ANALYSES

La Tunisie vers un mieux ?

Interview
8 janvier 2014
Le point de vue de Béligh Nabli
Peut-on dire que la situation politique en Tunisie s’est améliorée ces derniers mois ?

Trois ans après la chute du « régime Ben Ali » et le déclenchement du « réveil des peuples arabes », la Tunisie confirme sa mue politique, certes difficile et heurtée, mais réelle. Le pays vit aujourd’hui une accélération de son processus de transition constitutionnelle, qui intervient après une grave crise politique (paralysie de l’Assemblée constituante suite à l’assassinat, le 25 juillet 2013, de Mohamed Brahmi, un député de l’opposition tué par balles comme l’avait été avant lui une autre figure de l’opposition de gauche, Chokri Belaïd) sur fond de dégradation de la situation sécuritaire, économique et sociale. L’actuel « déblocage politico-institutionnel » est le produit d’une combinaison d’éléments externes (renversement du président Morsi issu des Frères musulmans en Egypte, pression croissante des chancelleries occidentales en faveur d’une sortie de crise) et internes (double assassinats politiques, actes terroristes de forces « salafo-djihadistes » et affirmation des contre-pouvoirs de l’opposition et de la société civile) qui ont forcé les islamistes d’Ennahda à faire preuve de plus de pragmatisme et d’ouverture (non sans arrière pensée stratégique et électorale). Une posture qui a permis au « dialogue national » (mené en particulier par les syndicats des salariés et du patronat : l’UGTT et l’UTICA) de s’ouvrir et d’aboutir concrètement à l’avènement d’un nouveau gouvernement restreint – d’« indépendants » ou du moins de personnalités non encartées – dirigé par Mehdi Jomaa, chargé de préparer les prochaines élections (libres et transparentes) législatives et présidentielle. En attendant, l’Assemblée nationale constituante a commencé à adopter les premiers articles de la future Constitution.

Que penser des dispositions de la constitution déjà adoptées ? Peut-on les considérer comme une avancée majeure pour le pays ?

Les premières dispositions adoptées témoignent de l’esprit de compromis qui tend (enfin) à s’imposer au sein de la classe politique.

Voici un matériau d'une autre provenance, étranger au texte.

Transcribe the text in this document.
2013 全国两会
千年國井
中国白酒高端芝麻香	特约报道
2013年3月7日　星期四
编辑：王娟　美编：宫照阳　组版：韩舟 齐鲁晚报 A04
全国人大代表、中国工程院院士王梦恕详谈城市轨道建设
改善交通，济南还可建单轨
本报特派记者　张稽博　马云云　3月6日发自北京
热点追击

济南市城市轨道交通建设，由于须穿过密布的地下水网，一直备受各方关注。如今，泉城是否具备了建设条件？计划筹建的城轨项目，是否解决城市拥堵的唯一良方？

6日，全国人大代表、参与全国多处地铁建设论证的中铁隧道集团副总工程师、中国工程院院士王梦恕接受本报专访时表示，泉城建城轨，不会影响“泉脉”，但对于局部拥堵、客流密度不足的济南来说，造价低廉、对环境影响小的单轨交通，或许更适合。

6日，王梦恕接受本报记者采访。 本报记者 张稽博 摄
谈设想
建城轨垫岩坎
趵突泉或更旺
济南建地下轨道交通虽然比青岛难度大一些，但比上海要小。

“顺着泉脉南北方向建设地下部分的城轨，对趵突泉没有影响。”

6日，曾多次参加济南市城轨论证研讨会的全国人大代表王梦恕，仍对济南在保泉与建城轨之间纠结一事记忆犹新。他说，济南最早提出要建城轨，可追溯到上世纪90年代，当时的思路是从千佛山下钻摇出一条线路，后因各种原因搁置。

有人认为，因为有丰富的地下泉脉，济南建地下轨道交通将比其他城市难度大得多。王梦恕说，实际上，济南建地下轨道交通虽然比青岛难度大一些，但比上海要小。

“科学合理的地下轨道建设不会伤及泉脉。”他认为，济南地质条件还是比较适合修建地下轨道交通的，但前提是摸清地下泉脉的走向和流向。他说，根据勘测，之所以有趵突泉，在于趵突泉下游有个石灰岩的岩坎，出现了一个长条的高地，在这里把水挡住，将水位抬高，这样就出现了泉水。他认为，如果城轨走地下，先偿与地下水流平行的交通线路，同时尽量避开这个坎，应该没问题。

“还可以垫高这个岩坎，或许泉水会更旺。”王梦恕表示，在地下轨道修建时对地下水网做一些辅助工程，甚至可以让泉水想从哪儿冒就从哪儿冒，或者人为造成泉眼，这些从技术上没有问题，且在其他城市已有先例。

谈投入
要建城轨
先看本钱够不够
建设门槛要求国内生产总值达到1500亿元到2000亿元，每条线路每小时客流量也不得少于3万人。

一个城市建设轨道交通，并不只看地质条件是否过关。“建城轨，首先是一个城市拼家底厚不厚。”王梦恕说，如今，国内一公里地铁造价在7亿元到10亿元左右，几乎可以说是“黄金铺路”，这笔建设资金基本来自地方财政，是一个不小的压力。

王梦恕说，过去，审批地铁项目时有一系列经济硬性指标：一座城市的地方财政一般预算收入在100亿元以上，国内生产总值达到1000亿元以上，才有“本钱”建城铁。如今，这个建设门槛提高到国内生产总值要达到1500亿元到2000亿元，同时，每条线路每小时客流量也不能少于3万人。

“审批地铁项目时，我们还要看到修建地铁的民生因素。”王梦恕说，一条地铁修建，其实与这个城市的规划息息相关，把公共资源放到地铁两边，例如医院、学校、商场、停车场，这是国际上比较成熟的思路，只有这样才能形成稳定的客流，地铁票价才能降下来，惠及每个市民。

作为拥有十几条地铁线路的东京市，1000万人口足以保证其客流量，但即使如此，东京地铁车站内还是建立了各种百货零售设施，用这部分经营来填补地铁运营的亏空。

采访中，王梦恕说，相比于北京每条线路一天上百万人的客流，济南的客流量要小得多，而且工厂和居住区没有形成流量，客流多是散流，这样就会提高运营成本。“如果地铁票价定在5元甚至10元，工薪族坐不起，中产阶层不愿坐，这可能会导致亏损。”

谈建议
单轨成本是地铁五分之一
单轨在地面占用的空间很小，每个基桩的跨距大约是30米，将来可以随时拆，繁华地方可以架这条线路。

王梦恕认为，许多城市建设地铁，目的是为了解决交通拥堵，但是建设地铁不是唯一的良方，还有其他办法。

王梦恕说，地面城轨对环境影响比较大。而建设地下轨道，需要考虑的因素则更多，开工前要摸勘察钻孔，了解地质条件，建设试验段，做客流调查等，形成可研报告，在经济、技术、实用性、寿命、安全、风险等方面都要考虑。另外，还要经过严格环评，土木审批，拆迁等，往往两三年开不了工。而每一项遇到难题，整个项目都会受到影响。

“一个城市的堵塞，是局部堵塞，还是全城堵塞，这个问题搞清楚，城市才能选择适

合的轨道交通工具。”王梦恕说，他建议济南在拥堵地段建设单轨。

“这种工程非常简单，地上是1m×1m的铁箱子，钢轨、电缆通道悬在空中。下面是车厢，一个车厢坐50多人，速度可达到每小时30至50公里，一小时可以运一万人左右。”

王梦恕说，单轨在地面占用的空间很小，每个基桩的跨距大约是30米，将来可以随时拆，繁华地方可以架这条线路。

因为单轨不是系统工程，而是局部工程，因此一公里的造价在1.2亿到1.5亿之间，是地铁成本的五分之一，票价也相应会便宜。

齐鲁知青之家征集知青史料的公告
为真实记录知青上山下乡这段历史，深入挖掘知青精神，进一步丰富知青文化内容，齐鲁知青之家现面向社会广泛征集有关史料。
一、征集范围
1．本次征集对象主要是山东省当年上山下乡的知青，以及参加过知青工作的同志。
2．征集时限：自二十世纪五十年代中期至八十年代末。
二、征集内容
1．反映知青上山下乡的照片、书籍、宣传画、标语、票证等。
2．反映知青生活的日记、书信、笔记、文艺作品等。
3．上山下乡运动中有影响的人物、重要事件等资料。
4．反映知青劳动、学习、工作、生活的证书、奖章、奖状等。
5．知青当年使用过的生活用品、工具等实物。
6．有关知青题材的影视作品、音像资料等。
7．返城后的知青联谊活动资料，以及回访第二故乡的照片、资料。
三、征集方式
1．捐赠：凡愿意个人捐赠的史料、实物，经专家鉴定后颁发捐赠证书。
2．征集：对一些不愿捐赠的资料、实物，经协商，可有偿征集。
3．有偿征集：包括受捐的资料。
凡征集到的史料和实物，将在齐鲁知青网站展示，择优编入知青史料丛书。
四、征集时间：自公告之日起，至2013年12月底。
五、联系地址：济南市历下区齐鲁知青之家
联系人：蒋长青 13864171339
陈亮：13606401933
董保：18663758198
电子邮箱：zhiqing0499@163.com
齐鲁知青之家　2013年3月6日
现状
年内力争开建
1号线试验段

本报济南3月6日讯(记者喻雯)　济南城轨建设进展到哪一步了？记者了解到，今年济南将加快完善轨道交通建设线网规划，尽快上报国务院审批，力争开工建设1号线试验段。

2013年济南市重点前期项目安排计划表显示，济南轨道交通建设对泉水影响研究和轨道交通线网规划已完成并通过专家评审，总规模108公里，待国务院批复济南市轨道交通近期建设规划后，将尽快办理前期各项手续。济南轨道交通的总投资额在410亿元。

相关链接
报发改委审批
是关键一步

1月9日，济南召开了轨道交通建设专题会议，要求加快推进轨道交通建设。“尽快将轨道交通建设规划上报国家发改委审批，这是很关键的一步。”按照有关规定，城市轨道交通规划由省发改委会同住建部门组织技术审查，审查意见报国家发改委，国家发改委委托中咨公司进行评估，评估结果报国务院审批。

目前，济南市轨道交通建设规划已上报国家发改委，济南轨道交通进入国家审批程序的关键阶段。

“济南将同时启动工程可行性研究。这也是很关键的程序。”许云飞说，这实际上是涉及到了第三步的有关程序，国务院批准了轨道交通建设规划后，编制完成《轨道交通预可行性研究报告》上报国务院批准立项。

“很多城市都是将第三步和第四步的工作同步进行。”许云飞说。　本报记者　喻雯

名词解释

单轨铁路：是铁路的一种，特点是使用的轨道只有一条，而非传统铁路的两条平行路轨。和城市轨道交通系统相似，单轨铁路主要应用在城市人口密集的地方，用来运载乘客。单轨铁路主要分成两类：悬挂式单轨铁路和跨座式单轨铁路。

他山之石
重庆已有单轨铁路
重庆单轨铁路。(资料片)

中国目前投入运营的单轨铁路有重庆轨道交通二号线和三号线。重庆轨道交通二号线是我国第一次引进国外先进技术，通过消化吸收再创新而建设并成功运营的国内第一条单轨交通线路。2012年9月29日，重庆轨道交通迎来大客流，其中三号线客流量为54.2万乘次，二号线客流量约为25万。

Le Contrat social de la Tunisie moderne se dessine. Un Contrat social à la fois progressiste et conservateur, à l’image de la société tunisienne. L’équilibre qui prend forme n’en demeure pas remarquable au regard du rapport de force politique au sein de l’Assemblée constituante, largement favorable aux islamistes…
Outre la consécration de libertés et droits fondamentaux (individuels et collectifs), dont l’égalité entre les citoyens et les citoyennes (« égaux devant la loi sans discrimination »), un article topique mérite ici d’être souligné : « L’Etat est le gardien de la religion. Il garantit la liberté de conscience et de croyance et le libre exercice du culte ». D’un côté, le principe de la liberté de conscience est consacré (ce qui en soi est exceptionnel dans le monde arabe) et la charia (ou Loi islamique) n’est pas « constitutionnalisée » ou reconnue comme source formelle du droit civil tunisien, l’Etat tunisien est « civil » ; de l’autre, l’Etat tunisien, pourtant défini comme civil, est amené à exercer une fonction ambigüe de « protecteur du sacré ».

Quels sont les prochains enjeux pour la Tunisie ?

Outre la menace terroriste qui continue de planer, les enjeux sont aussi d’ordre économique et social. Le sentiment de « désenchantement démocratique » et un discours populiste (ou « anti-classe politique ») gagnent le peuple tunisien. Y répondre suppose des résultats concrets en faveur de l’amélioration de la condition économique et sociale des plus défavorisés (en particulier dans les régions de l’intérieur et dans les banlieues populaires de Tunis), mais aussi des classes moyennes. Le niveau de l’inflation atteint de telles proportions que les avancées politiques et démocratiques risquent d’être annihilées par les défaillances économiques et les régressions sociales.